Martin Suryajaya benar-benar gokil. Saya pun, sebagaimana para pembaca Terdepan, Terluar, Tertinggal: Antologi Puisi Obskur Indonesia 1945-2045, selanjutnya saya tulis 3T, tak bisa membendung tawa. Kok terpikir ya, untuk bikin antologi puisi dengan banyak penyair fiktif. Dan, gilanya lagi, Martin menyuguhkan biografi singkat para penyair, seakan-akan mereka memang ada. Terkecuali nama Ida Nasution, penyair pertama yang ditampilkan Martin, itu bisa dilacak kehadirannya, dan ia memang kekasih Chairil Anwar, tapi yang lain: fiktif.
Namun, meskipun puisi-puisi ditulis sebagai milik penyairnya, 3T tetaplah antologi puisi Martin. Dalam buku itu, Martin seperti menjelma menjadi 18 orang, plus seorang Sulaiman H, editor fiktif. Jadi praktis keseluruhan isi buku itu berwarna fiksi. Bagaimana tidak, Sulaiman H, sang editor, menceritakan kerja pengumpulan dan menyunting puisi-puisi pada tahun 2045. Persis karya dia sebelumnya, novel Kiat Sukses Hancur Lebur, kata pengantar editor tertulis nama Andi Lukito, 25 April 2025.Lebih gamblang, Martin menjelaskan bahwa saat menulis 3T, ia berdiri di antara dua kecenderungan puisi.

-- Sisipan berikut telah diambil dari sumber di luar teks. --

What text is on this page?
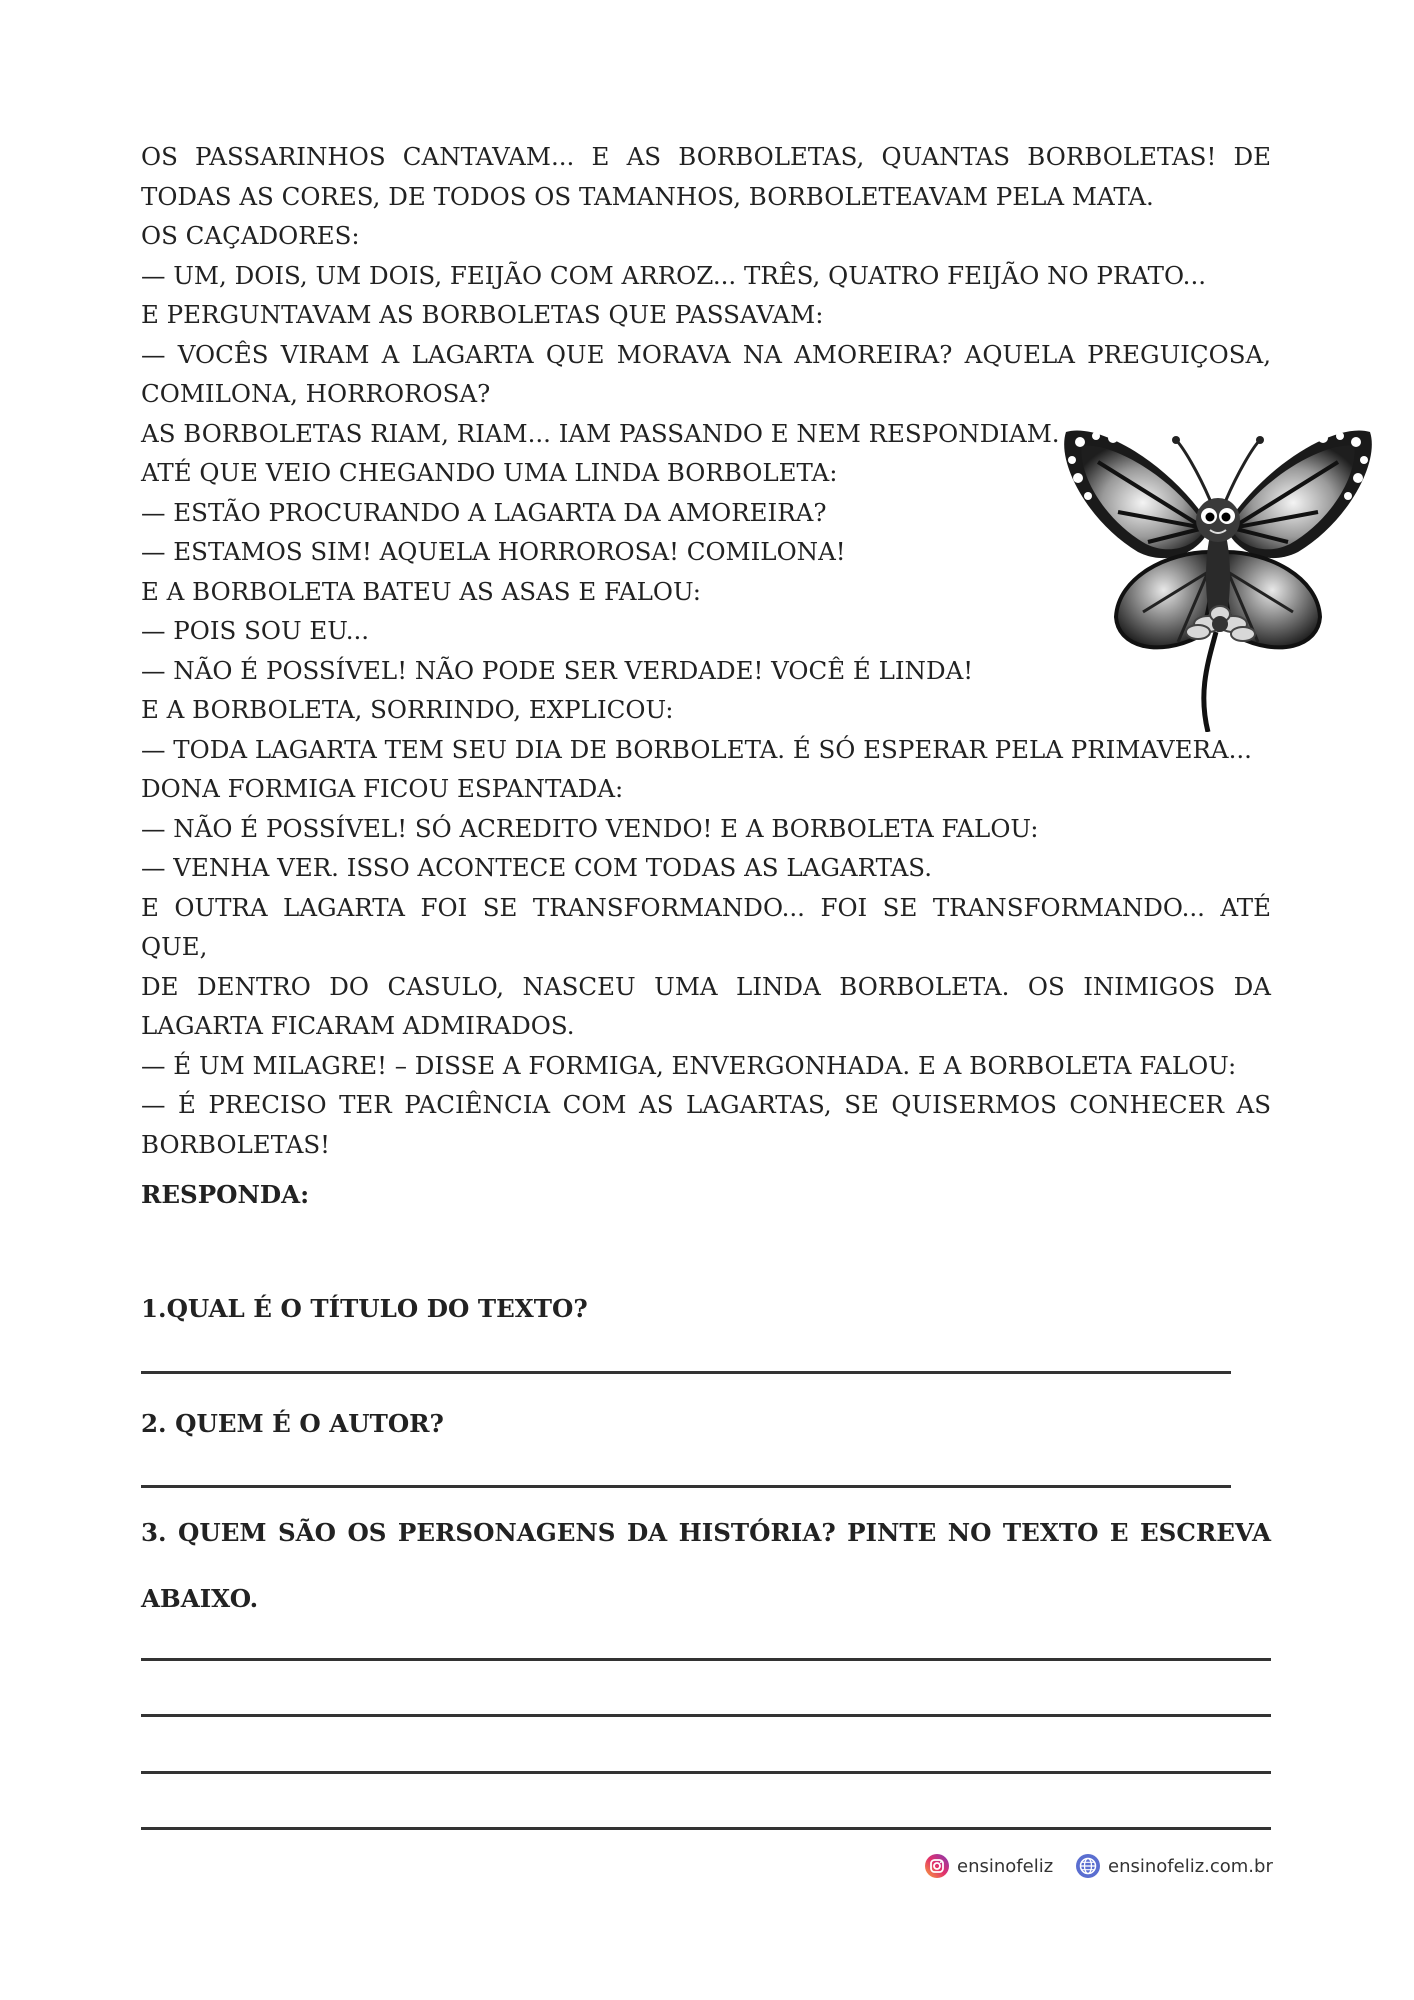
OS PASSARINHOS CANTAVAM... E AS BORBOLETAS, QUANTAS BORBOLETAS! DE
TODAS AS CORES, DE TODOS OS TAMANHOS, BORBOLETEAVAM PELA MATA.
OS CAÇADORES:
— UM, DOIS, UM DOIS, FEIJÃO COM ARROZ... TRÊS, QUATRO FEIJÃO NO PRATO...
E PERGUNTAVAM AS BORBOLETAS QUE PASSAVAM:
— VOCÊS VIRAM A LAGARTA QUE MORAVA NA AMOREIRA? AQUELA PREGUIÇOSA,
COMILONA, HORROROSA?
AS BORBOLETAS RIAM, RIAM... IAM PASSANDO E NEM RESPONDIAM.
ATÉ QUE VEIO CHEGANDO UMA LINDA BORBOLETA:
— ESTÃO PROCURANDO A LAGARTA DA AMOREIRA?
— ESTAMOS SIM! AQUELA HORROROSA! COMILONA!
E A BORBOLETA BATEU AS ASAS E FALOU:
— POIS SOU EU...
— NÃO É POSSÍVEL! NÃO PODE SER VERDADE! VOCÊ É LINDA!
E A BORBOLETA, SORRINDO, EXPLICOU:
— TODA LAGARTA TEM SEU DIA DE BORBOLETA. É SÓ ESPERAR PELA PRIMAVERA...
DONA FORMIGA FICOU ESPANTADA:
— NÃO É POSSÍVEL! SÓ ACREDITO VENDO! E A BORBOLETA FALOU:
— VENHA VER. ISSO ACONTECE COM TODAS AS LAGARTAS.
E OUTRA LAGARTA FOI SE TRANSFORMANDO... FOI SE TRANSFORMANDO... ATÉ QUE,
DE DENTRO DO CASULO, NASCEU UMA LINDA BORBOLETA. OS INIMIGOS DA
LAGARTA FICARAM ADMIRADOS.
— É UM MILAGRE! – DISSE A FORMIGA, ENVERGONHADA. E A BORBOLETA FALOU:
— É PRECISO TER PACIÊNCIA COM AS LAGARTAS, SE QUISERMOS CONHECER AS
BORBOLETAS!
RESPONDA:
1.QUAL É O TÍTULO DO TEXTO?
2. QUEM É O AUTOR?
3. QUEM SÃO OS PERSONAGENS DA HISTÓRIA? PINTE NO TEXTO E ESCREVA
ABAIXO.
ensinofeliz	ensinofeliz.com.br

Kecenderungan pertama, karya puisi sebagai cerminan dari perasaan penyair. Yang kedua, karya puisi itu berjarak dengan “sang aku” penyair, berdiri sendiri.
Martin mencoba menempatkan para penyair dalam “damba” mereka masing-masing. Martin hendak menyuguhkan bahwa terkadang riwayat hidup si penyair lebih indah ketimbang karya puisinya. Kemalangan penyair lebih menggugah perasaan daripada karyanya. Ambisi besarnya lebih hidup untuk disajikan. “Ada yang pengin masuk kanon, tapi kok nggak bisa-bisa.” selorohnya. “Maka, saya menulis 3T ini, agar kita bisa menikmati tidak semata karya puisi, tapi juga riwayat hidupnya. Karena acap karyanya tidak puitis, tapi hidupnya jauh lebih puitis.”
Dan memang, tidak jarang saya saksikan, tak sedikit teman-teman yang terus berusaha berkarya tanpa memedulikan dirinya sendiri. Mereka terus-menerus menulis puisi, walaupun jelas-jelas karya mereka luput dari perhatian Badan Bahasa atau Dewan Kesenian, bahkan sekadar masuk laman media sosisl pun tidak.
Nah, saya sangat menikmati antologi puisi Martin ini, sebab saya merasa, bersama 3T, Martin berlaku sebagai kritikus sastra, yang turut merasakan bela rasa terhadap yang tersisih. Martin prihatin kepada penyair-penyair di mana pun saja yang berusaha mati-matian, tapi tetap saja berada di ranah terdepan, terluar, dan tertinggal. Penyair-penyair yang mustahil dikenal murid-murid sekolah lantaran tidak masuk deretan penyair di pelajaran Bahasa Indonesia.
“Dia mencurahkan segalanya untuk sastra Indonesia, tapi tiada satu pun pemangku sastra yang memedulikan nasib hidupnya. Maka, saya menulis 3T ini sebagai bela rasa kepada mereka yang tidak terekam sejarah.” ungkap Martin.
Waktu peluncuran buku 3T di sebuah kedai, Berto Tukan, salah satu pemrasaran, mengatakan bahwa karya Martin itu sebuah novel, sebagaimana Kiat Sukses Hancur Lebur, bukan karya puisi. Jelasnya, Martin mencipta tokoh Sulaiman H mengumpulkan puisi-puisi terbuang, puisi-puisi yang jauh dari beruntung. Berto tegas-tegas menolak 3T sebagai antologi puisi.
Namun, ya, apa pun persepsi orang atas 3T, saya terhibur. Kiat Sukses Hancur Lebur telah bikin kepala pusing, karena terbius menamatkan, atau sontak berhenti. Nah, 3T juga demikian, menjebak saya selaku pembaca dihadapkan pada pilihan: seketika tidak meneruskan, atau sebaliknya terus menyuntuki sembari tertawa-tawa: “Asu Martin!”